There will be a time when cities will take care of you – eventually they will become your Neverland… Your beauty case will be express: there will be spa-capsules in your garden and galactic air labs in the neighborhood to re-oxygenate yourself at once. But today, for the dear old Bridget Jones who lives inside of you, life is less friendly and more polluted than ever. Not only by those extra kilos, bad habits and love dramas, but also by smog and by IR radiations produced by PC’s and smartphones, the friends of your digital messing around.

No need to shock, let’s start with an effective chemistry lesson to learn how to protect your skin and your hair from pollution&co.

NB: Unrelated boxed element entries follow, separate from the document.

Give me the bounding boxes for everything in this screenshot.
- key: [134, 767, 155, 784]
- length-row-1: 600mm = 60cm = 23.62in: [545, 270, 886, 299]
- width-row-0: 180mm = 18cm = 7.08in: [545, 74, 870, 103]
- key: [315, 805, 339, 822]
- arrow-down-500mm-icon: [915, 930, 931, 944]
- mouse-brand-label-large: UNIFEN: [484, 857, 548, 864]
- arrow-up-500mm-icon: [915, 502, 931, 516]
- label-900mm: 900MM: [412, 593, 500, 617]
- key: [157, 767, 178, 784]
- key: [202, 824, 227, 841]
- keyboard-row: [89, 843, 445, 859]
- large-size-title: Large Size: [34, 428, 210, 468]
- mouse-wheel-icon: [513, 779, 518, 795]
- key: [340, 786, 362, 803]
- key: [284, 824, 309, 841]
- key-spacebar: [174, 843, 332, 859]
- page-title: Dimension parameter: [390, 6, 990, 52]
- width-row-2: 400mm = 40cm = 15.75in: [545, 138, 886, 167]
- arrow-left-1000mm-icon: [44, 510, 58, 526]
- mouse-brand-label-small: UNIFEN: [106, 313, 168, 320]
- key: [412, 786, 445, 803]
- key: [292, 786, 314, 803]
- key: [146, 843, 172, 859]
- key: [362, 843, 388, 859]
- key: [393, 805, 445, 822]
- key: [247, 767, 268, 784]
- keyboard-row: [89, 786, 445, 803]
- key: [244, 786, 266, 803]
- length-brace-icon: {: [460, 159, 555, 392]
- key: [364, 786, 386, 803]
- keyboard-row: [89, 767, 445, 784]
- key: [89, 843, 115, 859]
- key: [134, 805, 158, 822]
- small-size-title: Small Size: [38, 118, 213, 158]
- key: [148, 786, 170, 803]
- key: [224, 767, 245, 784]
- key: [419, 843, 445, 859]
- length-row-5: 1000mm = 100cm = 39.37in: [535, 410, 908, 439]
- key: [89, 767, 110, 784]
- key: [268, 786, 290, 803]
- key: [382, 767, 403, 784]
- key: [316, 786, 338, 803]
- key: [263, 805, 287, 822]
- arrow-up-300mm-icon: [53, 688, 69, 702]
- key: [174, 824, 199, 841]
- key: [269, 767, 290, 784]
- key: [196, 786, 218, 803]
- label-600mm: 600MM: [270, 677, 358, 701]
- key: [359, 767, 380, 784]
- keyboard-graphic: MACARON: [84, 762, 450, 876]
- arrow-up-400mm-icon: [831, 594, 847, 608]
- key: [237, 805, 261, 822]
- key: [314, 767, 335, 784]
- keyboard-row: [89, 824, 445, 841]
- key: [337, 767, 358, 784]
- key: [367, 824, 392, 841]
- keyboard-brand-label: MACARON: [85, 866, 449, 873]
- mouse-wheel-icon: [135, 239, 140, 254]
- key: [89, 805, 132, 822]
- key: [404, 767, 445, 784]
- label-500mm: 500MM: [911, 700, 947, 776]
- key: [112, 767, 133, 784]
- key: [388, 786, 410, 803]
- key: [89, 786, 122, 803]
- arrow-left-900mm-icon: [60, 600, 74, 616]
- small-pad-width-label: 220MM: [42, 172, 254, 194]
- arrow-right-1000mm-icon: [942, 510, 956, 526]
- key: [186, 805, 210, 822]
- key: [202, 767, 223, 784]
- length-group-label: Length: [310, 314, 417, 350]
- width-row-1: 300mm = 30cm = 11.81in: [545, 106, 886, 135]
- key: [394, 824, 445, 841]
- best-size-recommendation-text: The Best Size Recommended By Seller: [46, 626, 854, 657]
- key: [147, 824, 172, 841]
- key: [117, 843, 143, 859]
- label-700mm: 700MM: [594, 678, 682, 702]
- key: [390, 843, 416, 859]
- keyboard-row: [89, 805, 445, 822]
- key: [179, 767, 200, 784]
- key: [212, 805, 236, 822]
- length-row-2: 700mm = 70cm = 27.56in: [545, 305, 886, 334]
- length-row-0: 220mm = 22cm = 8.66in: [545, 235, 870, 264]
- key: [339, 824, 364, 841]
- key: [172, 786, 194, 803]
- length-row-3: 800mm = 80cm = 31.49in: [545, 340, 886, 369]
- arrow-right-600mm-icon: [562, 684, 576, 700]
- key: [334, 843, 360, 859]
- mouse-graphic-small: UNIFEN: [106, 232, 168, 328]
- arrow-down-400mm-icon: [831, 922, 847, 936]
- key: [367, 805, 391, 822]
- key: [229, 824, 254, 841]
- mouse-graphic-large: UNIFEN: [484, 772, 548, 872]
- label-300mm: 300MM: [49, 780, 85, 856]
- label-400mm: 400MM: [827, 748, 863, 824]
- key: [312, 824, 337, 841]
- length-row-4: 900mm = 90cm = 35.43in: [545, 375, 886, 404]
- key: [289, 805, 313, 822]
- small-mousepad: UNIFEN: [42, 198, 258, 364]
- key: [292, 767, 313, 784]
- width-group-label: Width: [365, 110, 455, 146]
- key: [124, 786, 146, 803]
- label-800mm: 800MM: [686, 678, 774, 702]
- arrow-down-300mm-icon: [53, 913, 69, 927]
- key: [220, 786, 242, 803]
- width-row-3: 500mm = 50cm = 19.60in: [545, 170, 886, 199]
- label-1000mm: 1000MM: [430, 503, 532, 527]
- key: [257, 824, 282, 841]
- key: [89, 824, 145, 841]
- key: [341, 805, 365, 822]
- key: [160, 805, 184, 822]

Smog behaves as a catalyst – it is the fuse which starts all enzymes and proteins oxidative processes – as well as stimulating lipid peroxidation and energy failure (insufficient ATP, the fundamental unit of energy within the body cells), thus generating the much dreaded free radicals. A sallow and dull complexion, skin stress, chaps, blurs, dehydration and premature aging are the dark side of smog. Your hair as well changes its mood in big metropolis: having to do with smog and fog, it loses its sensorial properties and it is not exactly oozing joy from the cuticles, which are subject to amino acid oxidation, and last but not least, it turns greasy.

City life leads us to look on average one year older than we are and it depletes our antioxidant defenses with the same voracity of somebody who has just finished a three day shamanic fasting. And we, just like you Bridget, can’t afford to be that generous…

What can we do? To have a urban cosmetic second life which involves quick product changes in pure hayagawari style! During the day, for your face and hair care, an antipollution detergency, protective sprays, filmogenic and antiradicals creams with an immediate ‘encantado’ effect. It is well known that 7 seconds are sufficient to impress someone…
At night, regenerating and detox products, repairing masks and revitalizing packs to update your polluted ego when you wake up in the morning.

John Paul Young sang ‘Love is in the air‘, we sing ‘Smog is in the air‘ at the moment, but with some more love, for our cities and for ourselves, something could change.